Montebello, « Roi soleil »

Né en 1936 à Paris, Philippe de Montebello est issu d’une famille aristocrate napoléonienne. Sa mère est une descendante du Marquis de Sade et son père est portraitiste, critique d’art. Philippe de Montebello grandit dans un milieu littéraire. En 1951, la famille Montebello s’installe quelques temps à New York, puis rentre en France. Le jeune Philippe décide de rester aux Etats-Unis et obtient son baccalauréat au lycée français de New York, en 1958. Il s’inscrit en histoire de l’art à Harvard, puis à l’Institute of Fine Arts de New York. En 1963, il obtient son doctorat sur le thème de « la renaissance française ». La même année, il entre au Met comme assistant conservateur des peintures européennes avant de devenir directeur en 1977. Agé de 72 ans, Philippe de Montebello a décidé de laisser les rênes du musée pour se consacrer à de nouveaux projets. « Ma décision de partir a été difficile. Cela va manquer », avoue-t-il. « Mais, il y a d’autres choses que je veux faire pendant que je suis encore en bonne santé et capable de les faire. Et puis après trente et un ans, personne n’est irremplaçable. C’en est assez pour le Met ».
Il partage désormais sa vie entre Paris et New York, entre le conseil d’administration du musée d’Orsay et l’enseignement à l’Institut of fine arts. « Je veux enseigner, je veux penser, je veux m’impliquer dans d’autres choses. Il y a beaucoup d’histoires de musée, d’histoires de collection qui me fascinent et auxquelles je veux m’intéresser maintenant (…) Je suis arrivée à une période de ma vie où je veux passer de l’action à la réflexion ». Il reconnaît avec une certaine pointe de tristesse que toutes les bonnes années sont derrières lui. « Le monde a changé, les exigences, les réglementations ne sont plus les mêmes. Mon métier évolue et non en lien avec ma passion première qui est de travailler avec l’art et de travailler avec le conservateur. Aujourd’hui, je passe plus de temps avec les administrateurs et je ne suis pas un administrateur, je ne suis pas non plus diplômé d’une école de commerce. Je suis un historien de l’art ». Il raconte souvent cette histoire du jeune Montebello qui postule pour obtenir le poste de directeur du Met et qui finalement ne l’obtient pas tout en soulignant « probablement qu’il ne le voudrait pas non plus ».

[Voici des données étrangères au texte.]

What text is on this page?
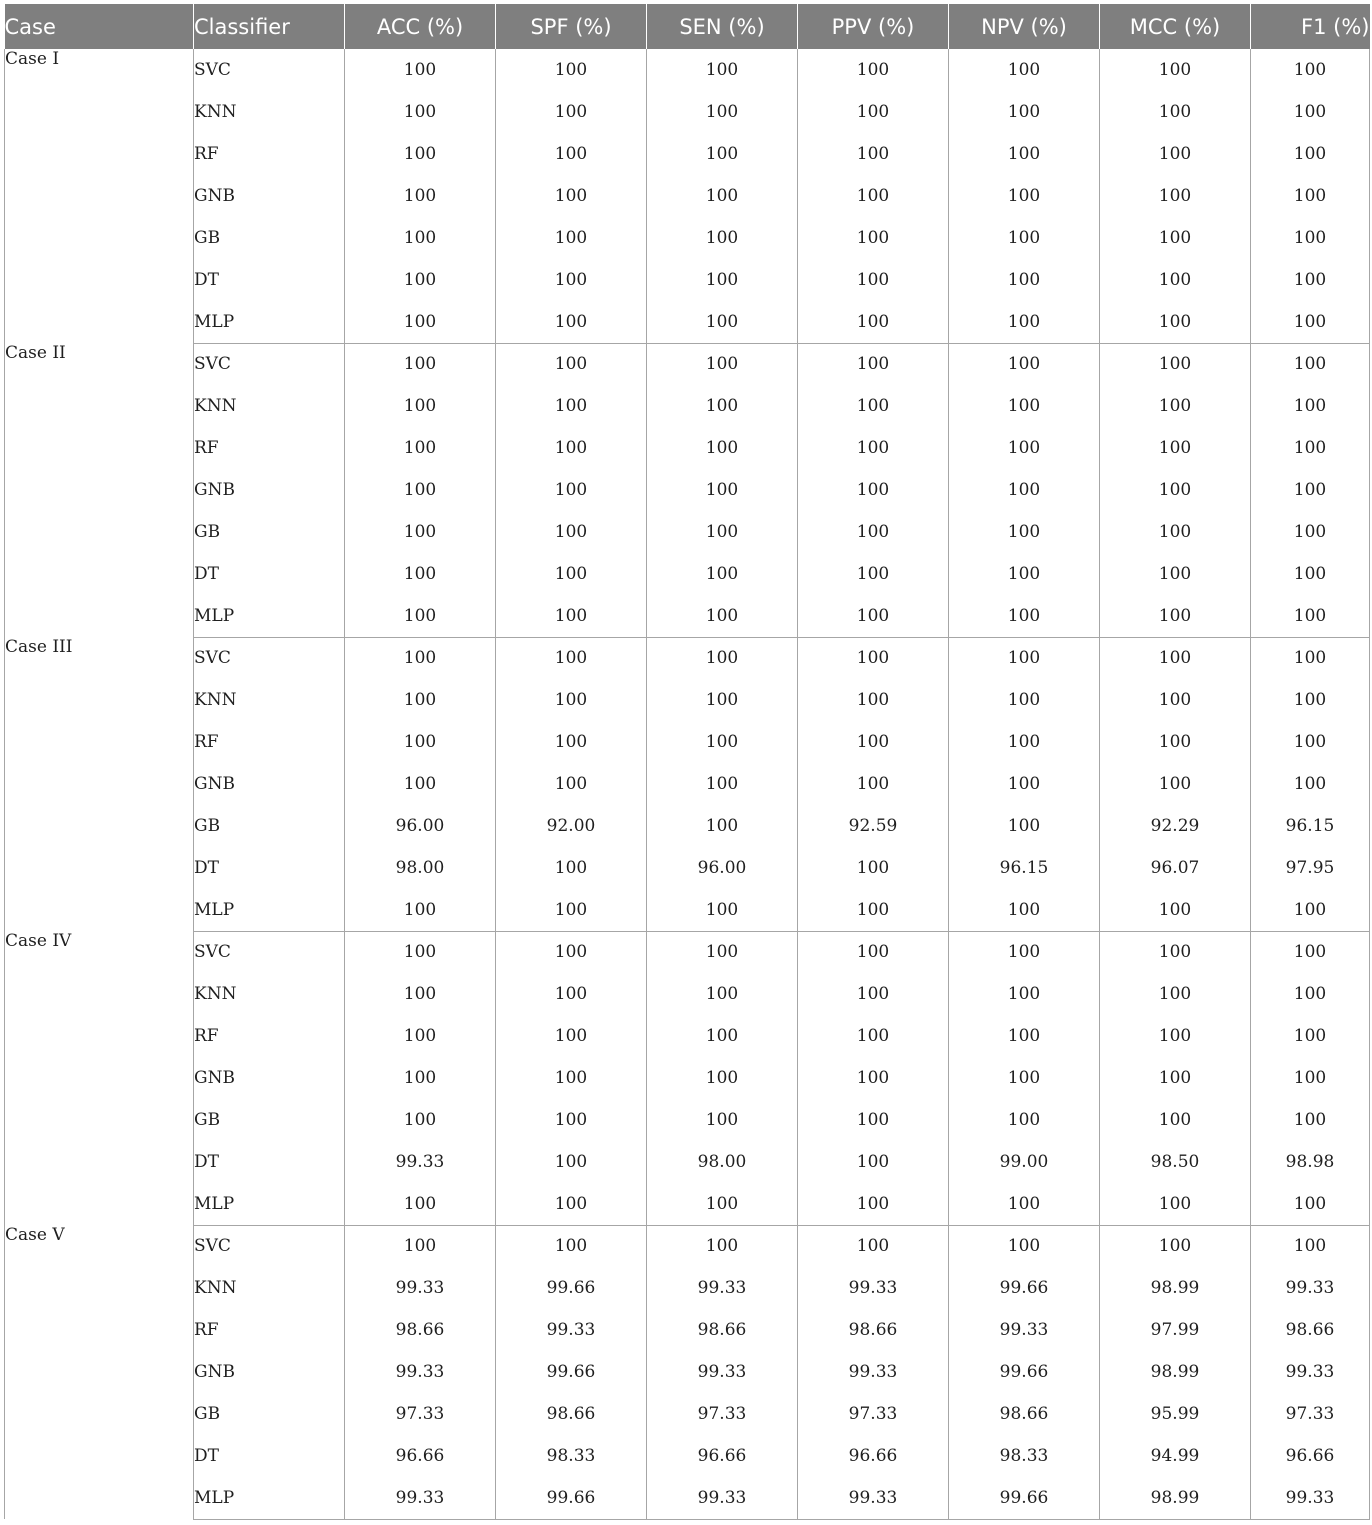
Case	Classifier	ACC (%)	SPF (%)	SEN (%)	PPV (%)	NPV (%)	MCC (%)	F1 (%)
Case I	SVC	100	100	100	100	100	100	100
	KNN	100	100	100	100	100	100	100
	RF	100	100	100	100	100	100	100
	GNB	100	100	100	100	100	100	100
	GB	100	100	100	100	100	100	100
	DT	100	100	100	100	100	100	100
	MLP	100	100	100	100	100	100	100
Case II	SVC	100	100	100	100	100	100	100
	KNN	100	100	100	100	100	100	100
	RF	100	100	100	100	100	100	100
	GNB	100	100	100	100	100	100	100
	GB	100	100	100	100	100	100	100
	DT	100	100	100	100	100	100	100
	MLP	100	100	100	100	100	100	100
Case III	SVC	100	100	100	100	100	100	100
	KNN	100	100	100	100	100	100	100
	RF	100	100	100	100	100	100	100
	GNB	100	100	100	100	100	100	100
	GB	96.00	92.00	100	92.59	100	92.29	96.15
	DT	98.00	100	96.00	100	96.15	96.07	97.95
	MLP	100	100	100	100	100	100	100
Case IV	SVC	100	100	100	100	100	100	100
	KNN	100	100	100	100	100	100	100
	RF	100	100	100	100	100	100	100
	GNB	100	100	100	100	100	100	100
	GB	100	100	100	100	100	100	100
	DT	99.33	100	98.00	100	99.00	98.50	98.98
	MLP	100	100	100	100	100	100	100
Case V	SVC	100	100	100	100	100	100	100
	KNN	99.33	99.66	99.33	99.33	99.66	98.99	99.33
	RF	98.66	99.33	98.66	98.66	99.33	97.99	98.66
	GNB	99.33	99.66	99.33	99.33	99.66	98.99	99.33
	GB	97.33	98.66	97.33	97.33	98.66	95.99	97.33
	DT	96.66	98.33	96.66	96.66	98.33	94.99	96.66
	MLP	99.33	99.66	99.33	99.33	99.66	98.99	99.33
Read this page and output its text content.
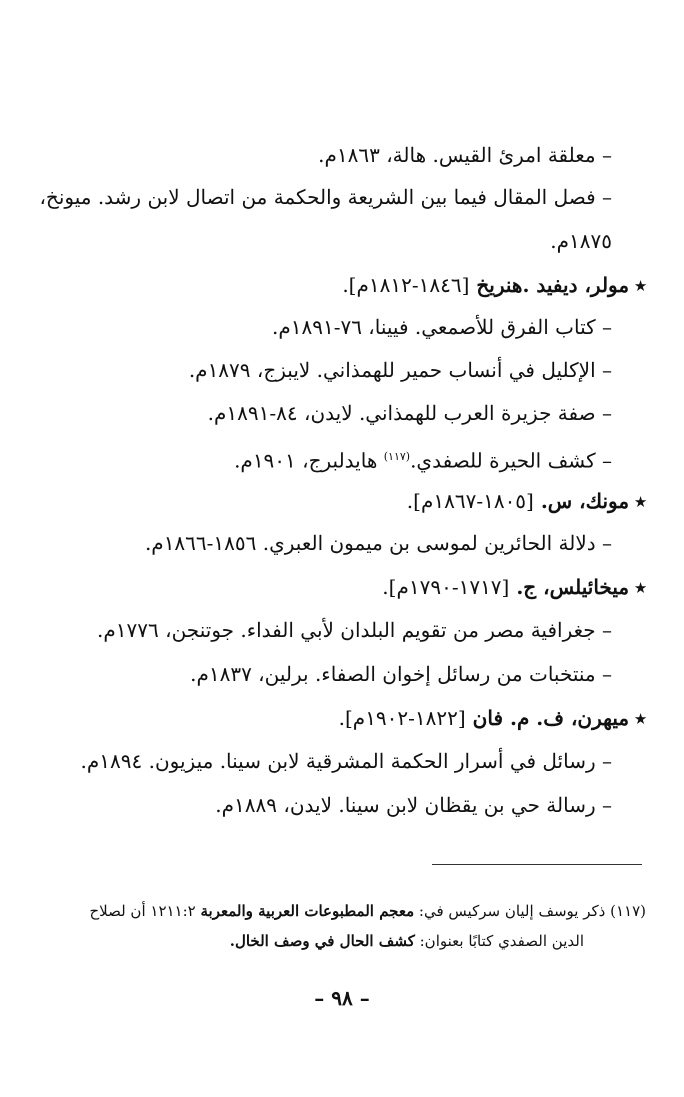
– معلقة امرئ القيس. هالة، ١٨٦٣م.
– فصل المقال فيما بين الشريعة والحكمة من اتصال لابن رشد. ميونخ،
١٨٧٥م.
٭مولر، ديفيد .هنريخ [١٨٤٦-١٨١٢م].
– كتاب الفرق للأصمعي. فيينا، ٧٦-١٨٩١م.
– الإكليل في أنساب حمير للهمذاني. لايبزج، ١٨٧٩م.
– صفة جزيرة العرب للهمذاني. لايدن، ٨٤-١٨٩١م.
– كشف الحيرة للصفدي.$^{(١١٧)}$ هايدلبرج، ١٩٠١م.
٭مونك، س. [١٨٠٥-١٨٦٧م].
– دلالة الحائرين لموسى بن ميمون العبري. ١٨٥٦-١٨٦٦م.
٭ميخائيلس، ج. [١٧١٧-١٧٩٠م].
– جغرافية مصر من تقويم البلدان لأبي الفداء. جوتنجن، ١٧٧٦م.
– منتخبات من رسائل إخوان الصفاء. برلين، ١٨٣٧م.
٭ميهرن، ف. م. فان [١٨٢٢-١٩٠٢م].
– رسائل في أسرار الحكمة المشرقية لابن سينا. ميزيون. ١٨٩٤م.
– رسالة حي بن يقظان لابن سينا. لايدن، ١٨٨٩م.
(١١٧) ذكر يوسف إليان سركيس في: معجم المطبوعات العربية والمعربة ١٢١١:٢ أن لصلاح
الدين الصفدي كتابًا بعنوان: كشف الحال في وصف الخال.
– ٩٨ –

A l’annonce de son départ en janvier dernier, le New York times « pleurait » celui qu’il a surnommé le « Roi soleil » pour avoir « fait du Met, ce que Louis XIV a fait de Versailles ». Après trente et un ans, à la tête du Metropolitan Museum of Art de New York, Philippe de Montebello laisse derrière lui un travail magistral, dont l’acquisition de plus de 84 000 pièces.